Decolonizing Gender/Gendering Decolonization
Since 1997, the IRW has convened a year-long seminar which brings together faculty and advanced graduate students from a broad range of disciplines and from all three Rutgers campuses (New Brunswick, Newark and Camden). The seminar revolves around an annual theme that is also shared by our distinguished lecture series and undergraduate learning community. The IRW's seventeenth annual interdisciplinary seminar takes as its theme "Decolonizing Gender/Gendering Decolonization." Selected Rutgers faculty, advanced graduate students and IRW Global Scholars whose projects address this theme will participate in the 2013-2014 seminar, which meets weekly from September through April. Seminar fellows will attend the Thursday morning seminar meetings, provide a paper for discussion in the seminar, and open a seminar session with an extended response to another scholar’s paper.

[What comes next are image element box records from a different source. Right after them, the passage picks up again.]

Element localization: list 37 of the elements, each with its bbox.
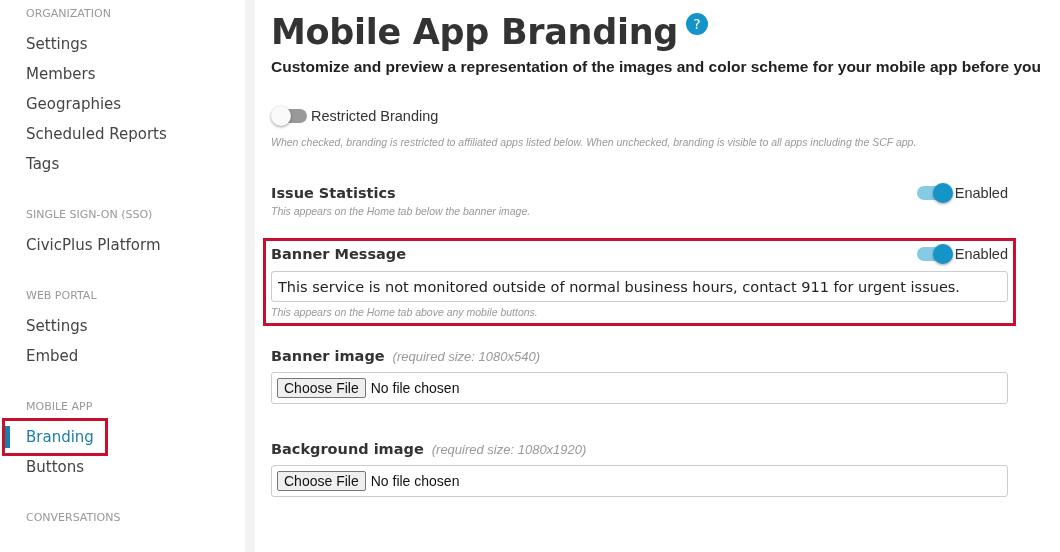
size-note: (required size: 1080x1920)	[431, 442, 587, 457]
setting-label: Issue Statistics	[271, 185, 396, 201]
nav-link[interactable]: Embed	[0, 341, 93, 371]
nav-link[interactable]: Settings	[0, 311, 102, 341]
setting-label: Banner Message	[271, 246, 407, 262]
choose-file-button[interactable]: Choose File	[277, 471, 366, 491]
section-heading: CONVERSATIONS	[25, 510, 121, 526]
nav-link[interactable]: CivicPlus Platform	[0, 230, 175, 260]
toggle-switch[interactable]	[916, 186, 951, 200]
message-field[interactable]: This service is not monitored outside of normal business hours, contact 911 for urgent issues.	[271, 271, 1008, 302]
page-title: Mobile App Branding	[271, 12, 679, 52]
file-field[interactable]: Choose File No file chosen	[271, 465, 1008, 497]
nav-link[interactable]: Scheduled Reports	[0, 119, 181, 149]
setting-label: Background image	[271, 441, 424, 457]
page-subtitle: Customize and preview a representation of the images and color scheme for your mobile app before you	[271, 58, 1042, 76]
file-status: No file chosen	[370, 380, 460, 396]
choose-file-button[interactable]: Choose File	[277, 378, 366, 398]
nav-link[interactable]: Settings	[0, 29, 102, 59]
nav-link[interactable]: Members	[0, 59, 110, 89]
section-heading: ORGANIZATION	[25, 6, 111, 22]
section-heading: MOBILE APP	[25, 399, 93, 415]
hint-text: This appears on the Home tab below the banner image.	[271, 205, 532, 217]
nav-link[interactable]: Geographies	[0, 89, 136, 119]
toggle-switch[interactable]	[916, 247, 951, 261]
hint-text: This appears on the Home tab above any mobile buttons.	[271, 306, 539, 318]
toggle-switch[interactable]	[273, 109, 307, 123]
section-heading: SINGLE SIGN-ON (SSO)	[25, 207, 153, 223]
file-status: No file chosen	[370, 473, 460, 489]
nav-link[interactable]: Tags	[0, 149, 74, 179]
state-label: Enabled	[954, 246, 1008, 262]
hint-text: When checked, branding is restricted to affiliated apps listed below. When unchecked, branding is visible to all apps including the SCF app.	[271, 136, 918, 148]
setting-label: Banner image	[271, 348, 385, 364]
toggle-label: Restricted Branding	[311, 108, 439, 124]
section-heading: WEB PORTAL	[25, 288, 97, 304]
file-field[interactable]: Choose File No file chosen	[271, 372, 1008, 404]
size-note: (required size: 1080x540)	[392, 349, 540, 364]
state-label: Enabled	[954, 185, 1008, 201]
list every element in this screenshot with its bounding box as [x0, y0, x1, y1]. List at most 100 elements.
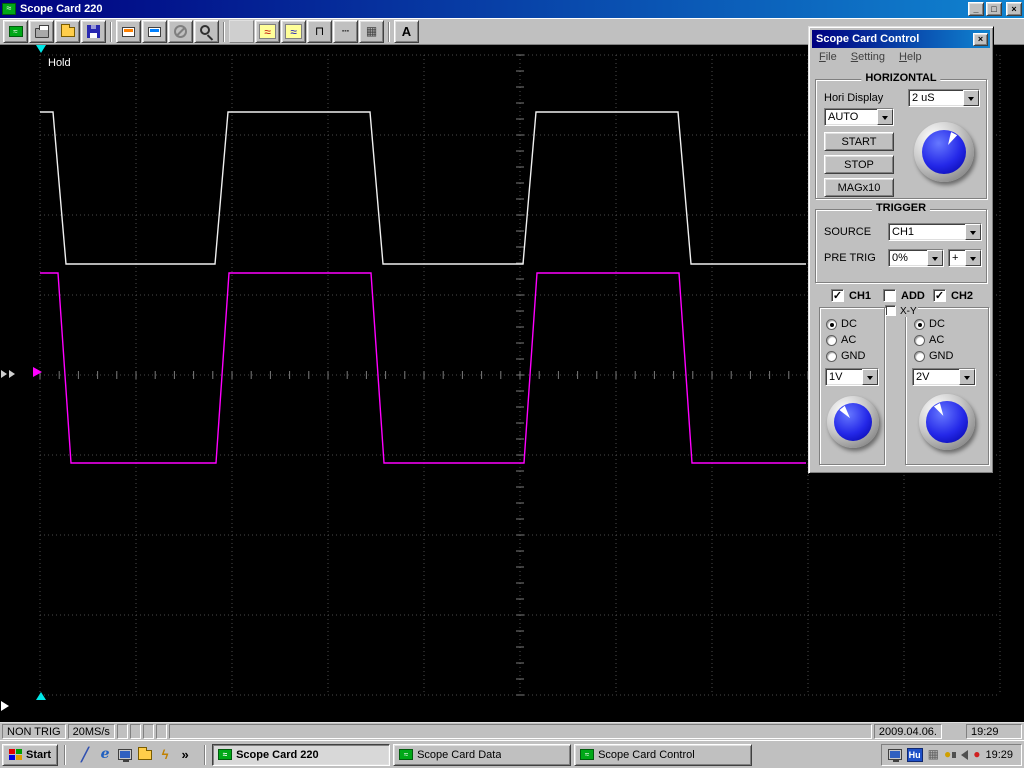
sine-wave-button[interactable]: ≈: [255, 20, 280, 43]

Scholarship on colonialism and gender has encouraged comparative studies about cultural notions of gender and sexuality as well as on the intersectionality of colonialism, race, and gender studies. In the 1980s and 1990s, important scholarship in area and ethnic studies compared the condition of women’s subordination to internal colonialism, stressing the importance of studying gender in an open dialogue with the analysis of structures of power. Foundational works, such as Women: The Last Colony (1988), The Invention of Women (1997) and Methodology of the Oppressed (2000) have proposed notions of gender, race and sexuality as central to the articulation of colonial, postcolonial, and decolonial thought. Aníbal Quijano’s “coloniality of power” was soon redefined by Maria Lugones’ “coloniality of gender.” Foucault’s notion of biopolitics was racialized and sexualized by critics like Ann Stoler, and several postcolonial critics openly addressed the complex issues of gender, race and sexuality in the contradictory condition of colonial and peripheral countries in the context of a supposedly postcolonial and global world. Third World Feminism and Women of Color decolonial critical thinking by scholars including Chandra Talpade Mohanty, Gloria Anzaldúa, Gayatri Spivak, Uma Narayan, Jacqui Alexander, Chela Sandoval, María Lugones and Ania Loomba, among many others, have been crucial in the rearticulation of new colonial and postcolonial discourses in which feminism and gender play a central role. Our annual topic for 2013-14 will explore two key sets of questions: what is (and has been) the relationship between gender and decolonial imaginaries? And how can a critical engagement with gender in colonial and postcolonial contexts promote the decolonization of notions of gender expression and sexuality and further gendered agency in a global context?
This seminar will encourage a broad conversation about decolonization as it relates to women, gender and sexuality. Seminar participants include fellows from the Graduate School of Education, as well as from such departments as History, Sociology, AMESALL and Women's and Gender Studies (New Brunswick and Camden). We will also be joined by our two WGS/IRW Mellon Fellows and by an IRW Global Scholar from Iceland.